My sense is that today’s the day we cross the Rubicon. We’ve been inching towards it, certainly, for awhile now, but here it is at last. From this point on, we’ll be talking about how players might travel the road to a certain pinnacle of development success: “major league starting player.” Oh, we’ve dipped our toes in the river before now. If the rumored conversion of Randy Rodriguez to starting pitcher has legs, perhaps we were up to our shins, checking out the current, on Monday. Obviously, we’ve passed by players who formerly profiled as big league starters before rough years might have dimmed the ceiling a bit. And youngsters like Adrian Sugastey certainly have time to develop into real starter candidates — not to mention guys like Mauricio Pierre & Co. down in the Dominican, barely old enough to put their skater punk days behind them.
Still, taken as a whole, in my head, the list up to now has been about players who can provide some kind of major league value, likely in complementary or depth roles — future utility players, platoon mates, swing men and relievers.
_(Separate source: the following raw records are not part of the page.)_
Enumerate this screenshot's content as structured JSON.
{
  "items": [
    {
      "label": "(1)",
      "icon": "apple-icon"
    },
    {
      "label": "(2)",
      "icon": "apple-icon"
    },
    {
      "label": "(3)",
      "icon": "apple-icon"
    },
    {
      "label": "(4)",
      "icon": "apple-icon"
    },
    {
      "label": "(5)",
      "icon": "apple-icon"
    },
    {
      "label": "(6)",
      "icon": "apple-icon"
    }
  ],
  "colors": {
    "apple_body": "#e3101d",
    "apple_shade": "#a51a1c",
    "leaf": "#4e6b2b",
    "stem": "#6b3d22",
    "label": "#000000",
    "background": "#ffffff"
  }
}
Of course, we always remember that a player has the power to change his stars, but up till now, my write-ups have focused on contributor attributes. From here on out, to my mind, every player we talk about will be someone who has a viable — not to say “likely,” certainly not! keep in mind, this game is hard — but a “viable” path to being a starting player at the highest level.
Of course, some of those “viable paths” are still mostly untraveled, with a long journey still to come. Some players are so few steps down the yellow brick road that they’re still within the city limits of Munchkinland, no sight yet of the cornfields where the Scarecrow hangs, and they’re many days away from any deep, dark woods or fields of poppies (if you don’t mind a little mixed metaphor where apparently now I have Julius Caesar approaching the Wizard of Oz and asking for a throne).
The longest untrod path undoubtedly belongs Manuel Mercedes, who represents the greatest distance in the organization between who he currently is and who he might become. If he is able to climb even a small portion of that distance, he can become a useful player — even now he’d probably make an interesting part of a trade package. If he can cover a substantial portion of the distance in front of him, there’s a decent chance that he’s a future #1 prospect in this system — and a chance that he’s a whole lot more than that someday on a big league field.